Ashes! Ashes! We All Fall Down! (10/24/2023)

Scurvy
 
We All Fall Down
Hans Thoma - Kinderreigen 1872

ASHES! ASHES! WE ALL FALL DOWN!

It is unknown what the earliest wording of the rhyme was or when it began. Many game versions have a group of children form a ring, dance in a circle around a person, and stoop or curtsy with the final line. The slowest child to do so is faced with a penalty or becomes the “Rosie” (literally: rose tree, from the French rosier) and takes their place in the center of the ring.

We find a parallel in the rhyme from Europe to the ancient stone cut in Mississippi Valley Blue Limestone. In both cases, death is certain.

The European nursery rhyme sadly tells the tragic tale of the plagues that devastated the Old World.

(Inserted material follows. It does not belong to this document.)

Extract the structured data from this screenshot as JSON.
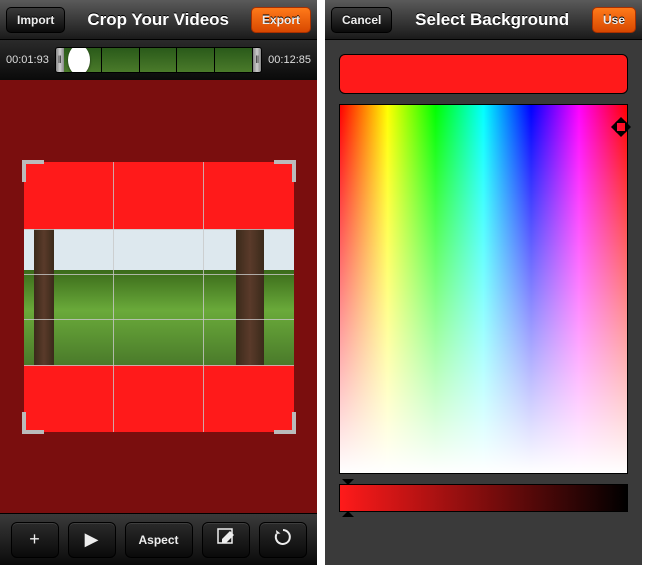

The Phoenician stone sadly tells how death from scurvy came to ancient seafarers. It starts in the mouth and goes to the brain. After which they will die.

Death is common to all people regardless of time and place. We see the message of death in our familiar nursery rhyme and in the ancient Phoenician stone from the Heartland of America.

Stone 32a

John White Collection Stone 32

Stone 32b

Phoenician Characters on John White Collection Stone 32.

Stone 32c

Phoenician Characters on John White Collection Stone 32.

ENGRAVING MEANING INTO STONE

We want to highlight the engraved Stone Number 32 from the John White Collection for a fourth time.

We are learning more about how the ancient people engraved the letters of the ancient Phoenician alphabet into the blue limestone of the Mississippi Valley. Click here to see how hard stone cuts soft stone.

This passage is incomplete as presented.